The third and final phase of Wilshire Boulevard Temple's renovation will be the Audrey Irmas Pavilion, an event center designed by Pritzker Prize winning architect Rem Koolhaas. The Pavilion is scheduled to open in early 2021.

==Relationship with evangelicals==
Wilshire Boulevard Temple has a long-standing history of inter-religious collaboration. Nearby evangelical congregations partner with Wilshire Boulevard Temple and conduct joint bible studies. Wilshire Boulevard Temple is also home to the largest annual gathering of Muslims and Jews in Los Angeles each year to honor the end of Ramadan.
Rabbi Leder's books are considered global in their application. Evangelicals and non-religious groups have welcomed Leder to appear as a guest on several Christian TV and radio broadcasts.

==Writings==
Leder is the author of five books. The Extraordinary Nature of Ordinary Things, More Money Than God: Living a Rich Life Without Losing Your Soul, and More Beautiful Than Before; How Suffering Transforms Us; The Beauty of What Remains and For You When I Am Gone: Twelve Essential Questions to Tell a Life Story.
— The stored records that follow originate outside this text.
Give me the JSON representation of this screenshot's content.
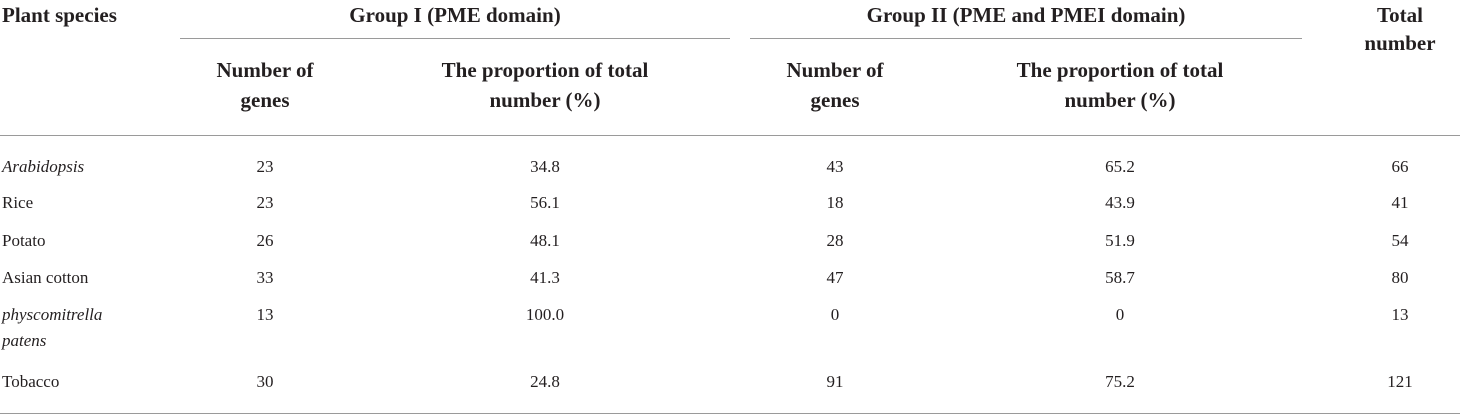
{
  "headers": {
    "plant_species": "Plant species",
    "group1": "Group I (PME domain)",
    "group2": "Group II (PME and PMEI domain)",
    "total_line1": "Total",
    "total_line2": "number",
    "g1_count_line1": "Number of",
    "g1_count_line2": "genes",
    "g1_prop_line1": "The proportion of total",
    "g1_prop_line2": "number (%)",
    "g2_count_line1": "Number of",
    "g2_count_line2": "genes",
    "g2_prop_line1": "The proportion of total",
    "g2_prop_line2": "number (%)"
  },
  "rows": [
    {
      "species": "Arabidopsis",
      "species2": "",
      "italic": true,
      "g1_count": "23",
      "g1_prop": "34.8",
      "g2_count": "43",
      "g2_prop": "65.2",
      "total": "66"
    },
    {
      "species": "Rice",
      "species2": "",
      "italic": false,
      "g1_count": "23",
      "g1_prop": "56.1",
      "g2_count": "18",
      "g2_prop": "43.9",
      "total": "41"
    },
    {
      "species": "Potato",
      "species2": "",
      "italic": false,
      "g1_count": "26",
      "g1_prop": "48.1",
      "g2_count": "28",
      "g2_prop": "51.9",
      "total": "54"
    },
    {
      "species": "Asian cotton",
      "species2": "",
      "italic": false,
      "g1_count": "33",
      "g1_prop": "41.3",
      "g2_count": "47",
      "g2_prop": "58.7",
      "total": "80"
    },
    {
      "species": "physcomitrella",
      "species2": "patens",
      "italic": true,
      "g1_count": "13",
      "g1_prop": "100.0",
      "g2_count": "0",
      "g2_prop": "0",
      "total": "13"
    },
    {
      "species": "Tobacco",
      "species2": "",
      "italic": false,
      "g1_count": "30",
      "g1_prop": "24.8",
      "g2_count": "91",
      "g2_prop": "75.2",
      "total": "121"
    }
  ]
}
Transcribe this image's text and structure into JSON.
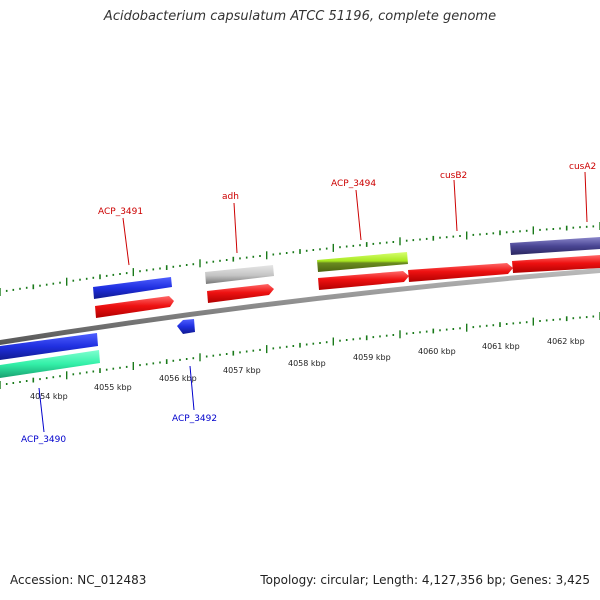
{
  "title": "Acidobacterium capsulatum ATCC 51196, complete genome",
  "footer": {
    "accession": "Accession: NC_012483",
    "summary": "Topology: circular; Length: 4,127,356 bp; Genes: 3,425"
  },
  "colors": {
    "backbone": "#8a8a8a",
    "forward_label": "#cc0000",
    "reverse_label": "#0000cc",
    "ticks": "#1a7a1a"
  },
  "ruler": [
    {
      "label": "4054 kbp"
    },
    {
      "label": "4055 kbp"
    },
    {
      "label": "4056 kbp"
    },
    {
      "label": "4057 kbp"
    },
    {
      "label": "4058 kbp"
    },
    {
      "label": "4059 kbp"
    },
    {
      "label": "4060 kbp"
    },
    {
      "label": "4061 kbp"
    },
    {
      "label": "4062 kbp"
    }
  ],
  "gene_labels_forward": [
    {
      "name": "ACP_3491"
    },
    {
      "name": "adh"
    },
    {
      "name": "ACP_3494"
    },
    {
      "name": "cusB2"
    },
    {
      "name": "cusA2"
    }
  ],
  "gene_labels_reverse": [
    {
      "name": "ACP_3490"
    },
    {
      "name": "ACP_3492"
    }
  ],
  "feature_colors": {
    "cds": "#ee1111",
    "gene_blue": "#1f2fe0",
    "gene_teal": "#33f0a8",
    "gene_gray": "#c4c4c4",
    "gene_lime": "#a8e820",
    "gene_navy": "#4a4694"
  }
}
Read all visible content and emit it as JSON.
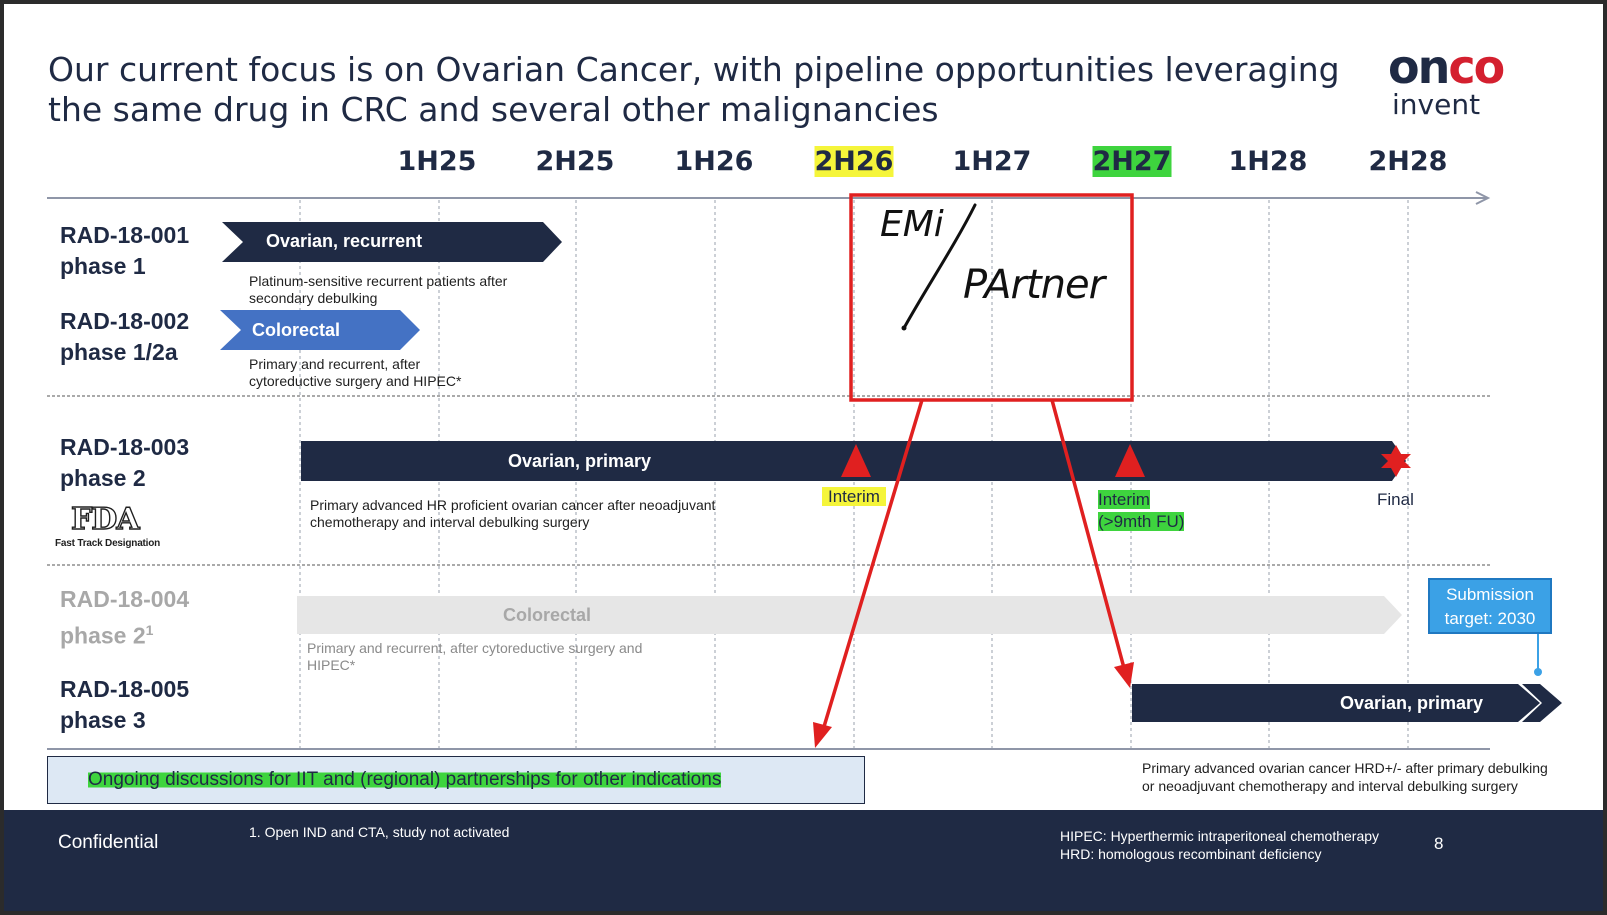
{
  "title": "Our current focus is on Ovarian Cancer, with pipeline opportunities leveraging the same drug in CRC and several other malignancies",
  "logo": {
    "word": "onco",
    "word_main": "on",
    "word_accent": "co",
    "sub": "invent"
  },
  "colors": {
    "navy": "#1f2a44",
    "blue": "#4472c4",
    "grey": "#e6e6e6",
    "red": "#e02020",
    "accent_red": "#d4202f",
    "highlight_yellow": "#f5f53a",
    "highlight_green": "#3ed43e",
    "submission_blue": "#3ba1e6"
  },
  "timeline": {
    "periods": [
      {
        "label": "1H25",
        "highlight": ""
      },
      {
        "label": "2H25",
        "highlight": ""
      },
      {
        "label": "1H26",
        "highlight": ""
      },
      {
        "label": "2H26",
        "highlight": "yellow"
      },
      {
        "label": "1H27",
        "highlight": ""
      },
      {
        "label": "2H27",
        "highlight": "green"
      },
      {
        "label": "1H28",
        "highlight": ""
      },
      {
        "label": "2H28",
        "highlight": ""
      }
    ]
  },
  "studies": [
    {
      "id": "RAD-18-001",
      "phase": "phase 1",
      "bar_label": "Ovarian, recurrent",
      "description": "Platinum-sensitive recurrent patients after secondary debulking"
    },
    {
      "id": "RAD-18-002",
      "phase": "phase 1/2a",
      "bar_label": "Colorectal",
      "description": "Primary and recurrent, after cytoreductive surgery and HIPEC*"
    },
    {
      "id": "RAD-18-003",
      "phase": "phase 2",
      "bar_label": "Ovarian, primary",
      "description": "Primary advanced HR proficient ovarian cancer after neoadjuvant chemotherapy and interval debulking surgery"
    },
    {
      "id": "RAD-18-004",
      "phase": "phase 2",
      "phase_sup": "1",
      "bar_label": "Colorectal",
      "description": "Primary and recurrent, after cytoreductive surgery and HIPEC*"
    },
    {
      "id": "RAD-18-005",
      "phase": "phase 3",
      "bar_label": "Ovarian, primary",
      "description": "Primary advanced ovarian cancer HRD+/- after primary debulking or neoadjuvant chemotherapy and interval debulking surgery"
    }
  ],
  "milestones": {
    "interim1": "Interim",
    "interim2_line1": "Interim",
    "interim2_line2": "(>9mth FU)",
    "final": "Final"
  },
  "fda": {
    "mark": "FDA",
    "designation": "Fast Track Designation"
  },
  "submission": {
    "line1": "Submission",
    "line2": "target: 2030"
  },
  "discussion": "Ongoing discussions for IIT and (regional) partnerships for other indications",
  "annotation": {
    "line1": "EMi",
    "line2": "PArtner"
  },
  "footer": {
    "confidential": "Confidential",
    "note": "1. Open IND and CTA, study not activated",
    "hipec": "HIPEC: Hyperthermic intraperitoneal chemotherapy",
    "hrd": "HRD: homologous recombinant deficiency",
    "page": "8"
  }
}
He has published essays in Reform Judaism, the Los Angeles Times, the New York Times, TIME magazine, Town and Country, Beliefnet.com, and The Jewish Journal where his Torah commentaries were read weekly by over 50,000 people. Leder is a contributor to Charles Barkley's book, Who's Afraid of a Large Black Man? In it, Leder discussed the connections between economics, religion and racism.

==Media==
Leder has been a guest on CBS This Morning, ABC, NPR, PBS, FOX and The Steve Harvey Show, two appearances on ABC's Politically Incorrect, NPR, Dennis Miller, The Tavis Smiley Show, Cavuto and Friends, Scarborough Country, Fox Family and Friends and ABC Overnight. He is the subject of the documentary film Restoring Your Tomorrow, and his sermon on capital punishment was included in an award-winning episode of The West Wing. He is a regular contributor to NBC's The Today Show, TIME Books, and Maria Shriver's Sunday Paper.